Unfortunately, in this country development alone will not turn into votes. This we have seen in the case of Chandrababu Naidu in Andhra Pradesh and Atal Bihari Vajpayee in 2004 general election. Other factors also required for winning. Modi speaks about development whereas Amit Shah tries for other amalgamations. If development is the prime concerned then Amit Shah might be not there in UP. Similar non-developmental aspects for consolidation of votes is done by others like SP, BSP, Akalis, Shiv Sena, DMK/AIADMK etc., and they have succeeded in their efforts. Were you influenced by the speech of Shiv Sena’s Ramdas Kadam who spoke out against Muslims in a rally at which both Modi and Uddhav Thackeray were present, but did not intervene to stop Kadam? Shiv Sena is known for its anti-Muslim stand. However, in a Modi rally at BKC, Uddhav and Modi spoke in favour of Muslims but that was just a lip service. At a rally in Mumbai, just a few minutes before Modi arrived, a leader from the Shiv Sena said to the large crowd, “Narendra Modi will destroy Pakistan within six months if he comes to power.” The remarks by Ramdas Kadam are the latest in a series of comments by hardliners that are threatening to over-shadow the election. Kadam’s party, the Shiv Sena, is the oldest ally of the BJP, which has declared Modi as its prime ministerial candidate. After Modi arrived at the venue with Sena chief Uddhav Thackeray, Kadam continued in Marathi, “If five lakh Muslims can gather at the Azad Maidan, desecrate memorials, attack policemen and molest policewomen… Narendra Modi will surely teach them a lesson. The question here is that, what lesson Modi will going to teach? Are they indicating that they will repeat Gujarat? If Modi is seeking power to teach lesson to Muslims by burning them or eliminating them, then this would be too dangerous for democracy. Kadam, seemed to be searching for an exit route from the controversy. He said, “I said Modi would teach a lesson to Pakistan, not destroy Pakistan.” Now, again someone would like to know, how will Modi teach a lesson to Pakistan?

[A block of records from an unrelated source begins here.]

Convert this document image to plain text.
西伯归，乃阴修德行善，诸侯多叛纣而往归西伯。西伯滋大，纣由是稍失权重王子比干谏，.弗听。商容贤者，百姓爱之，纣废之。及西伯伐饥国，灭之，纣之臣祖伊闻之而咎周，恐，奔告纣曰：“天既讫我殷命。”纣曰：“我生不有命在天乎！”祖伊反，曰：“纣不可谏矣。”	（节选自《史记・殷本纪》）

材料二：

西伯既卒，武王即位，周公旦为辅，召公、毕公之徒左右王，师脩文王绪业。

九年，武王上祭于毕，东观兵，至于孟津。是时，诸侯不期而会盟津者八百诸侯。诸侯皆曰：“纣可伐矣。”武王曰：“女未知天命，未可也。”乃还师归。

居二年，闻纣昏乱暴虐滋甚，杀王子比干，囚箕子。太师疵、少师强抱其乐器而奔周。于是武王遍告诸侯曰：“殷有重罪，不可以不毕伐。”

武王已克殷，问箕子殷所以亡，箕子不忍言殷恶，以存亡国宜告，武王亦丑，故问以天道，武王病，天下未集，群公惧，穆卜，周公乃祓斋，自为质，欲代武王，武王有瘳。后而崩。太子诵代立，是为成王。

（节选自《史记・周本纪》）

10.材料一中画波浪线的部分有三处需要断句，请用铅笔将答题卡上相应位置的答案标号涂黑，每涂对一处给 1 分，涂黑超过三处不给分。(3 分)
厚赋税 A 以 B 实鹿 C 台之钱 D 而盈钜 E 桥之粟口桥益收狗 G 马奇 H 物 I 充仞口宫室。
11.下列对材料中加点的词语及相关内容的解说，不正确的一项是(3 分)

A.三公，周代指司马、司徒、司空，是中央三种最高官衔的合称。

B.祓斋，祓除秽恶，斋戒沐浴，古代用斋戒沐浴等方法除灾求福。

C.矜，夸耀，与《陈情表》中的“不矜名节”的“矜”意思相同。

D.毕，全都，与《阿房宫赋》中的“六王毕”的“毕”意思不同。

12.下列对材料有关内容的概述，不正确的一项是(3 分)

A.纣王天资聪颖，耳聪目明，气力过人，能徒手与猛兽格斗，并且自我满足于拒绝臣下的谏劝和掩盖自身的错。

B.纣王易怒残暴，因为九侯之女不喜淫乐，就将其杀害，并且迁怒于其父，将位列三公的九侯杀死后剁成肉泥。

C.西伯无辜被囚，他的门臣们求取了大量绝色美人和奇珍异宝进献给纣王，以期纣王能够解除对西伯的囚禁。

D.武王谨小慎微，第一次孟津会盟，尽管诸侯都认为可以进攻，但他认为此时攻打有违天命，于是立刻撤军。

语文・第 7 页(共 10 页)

Modi tweeted, “Petty statements by those claiming to be BJP’s well-wishers are deviating the campaign from the issues of development and good governance (sic).” His reprimand is being seen as a reaction to PravinTogadia, a leader of the right-wing Vishwa Hindu Parishad, who faces a police investigation after a video, appeared to show him urging Hindus to evict Muslims from their neighborhoods in Gujarat. Modi disapproved of “petty statements by those claiming to be BJP’s well-wishers,” without naming Pravin Togadia and Giriraj Singh, whose controversial remarks have embarrassed the BJP in the middle of the national election. The BJP’s prime ministerial candidate has not mention names but this was his first response to a massive controversy over alleged hate remarks by Pravin Togadia.
In Gujarat’s Bhavnagar, Togadia was seen on camera telling a gathering how to prevent Muslims from buying property in areas where Hindus are in majority. “We should have it in us to take the law in our own hands in an area where we are a majority and scare them. Modi, who has ruled Gujarat since 2001, is seen to share a fractious relationship with Mr Togadia, his one-time comrade in arms. The two leaders, who rode together to meetings in the 1980s, reportedly fell out after Modi’s second term as chief minister, when he started distancing himself from a radical Hindu agenda.

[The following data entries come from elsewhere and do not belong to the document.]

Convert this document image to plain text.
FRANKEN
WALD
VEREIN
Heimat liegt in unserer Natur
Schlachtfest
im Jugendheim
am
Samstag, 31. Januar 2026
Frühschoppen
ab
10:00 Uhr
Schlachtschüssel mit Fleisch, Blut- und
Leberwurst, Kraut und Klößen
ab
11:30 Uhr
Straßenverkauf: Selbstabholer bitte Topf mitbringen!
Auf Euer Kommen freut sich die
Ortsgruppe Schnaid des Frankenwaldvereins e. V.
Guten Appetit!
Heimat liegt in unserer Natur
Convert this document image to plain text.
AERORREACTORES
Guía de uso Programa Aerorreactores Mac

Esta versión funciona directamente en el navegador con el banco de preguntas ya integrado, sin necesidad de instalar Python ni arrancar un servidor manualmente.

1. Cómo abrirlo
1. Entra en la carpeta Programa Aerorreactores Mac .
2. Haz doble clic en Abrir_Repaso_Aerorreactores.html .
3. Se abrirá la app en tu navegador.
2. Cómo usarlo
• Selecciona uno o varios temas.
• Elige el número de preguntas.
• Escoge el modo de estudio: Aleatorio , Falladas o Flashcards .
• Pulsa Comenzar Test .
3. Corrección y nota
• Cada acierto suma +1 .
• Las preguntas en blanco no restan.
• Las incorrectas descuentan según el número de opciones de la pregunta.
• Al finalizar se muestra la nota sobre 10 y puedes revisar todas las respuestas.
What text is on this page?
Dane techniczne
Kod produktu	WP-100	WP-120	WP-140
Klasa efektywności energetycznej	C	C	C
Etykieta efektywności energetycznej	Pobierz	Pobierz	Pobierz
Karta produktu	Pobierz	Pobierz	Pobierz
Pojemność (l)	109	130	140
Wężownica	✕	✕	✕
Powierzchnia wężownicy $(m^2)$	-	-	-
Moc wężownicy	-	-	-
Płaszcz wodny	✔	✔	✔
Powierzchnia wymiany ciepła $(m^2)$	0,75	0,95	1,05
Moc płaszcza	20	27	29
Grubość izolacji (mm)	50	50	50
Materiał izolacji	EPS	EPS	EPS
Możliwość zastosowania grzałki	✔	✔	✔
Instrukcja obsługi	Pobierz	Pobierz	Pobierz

On the other hand, Modi deserves to be the PM of India by taking his stand on development. Such a calibre leader is the need of the hour. A sincere leader can only stop the factionalism and threat from within country by both majority and minority communal elements and vested interests. One find it difficult to understand but it is the reality. His campaign has so far talked about taking India in a new economic direction with “minimum government, maximum governance”. He has talked about making India a rich and prosperous country by creating jobs for the youth and investing in education and healthcare. Making a direct appeal to young voters, Modi appealed youngsters to not only vote but also come out to campaign for a strong government in Delhi. I hope Modi’s hardcore efforts would be respected by other BJP leaders and some justice will be delivered at the end.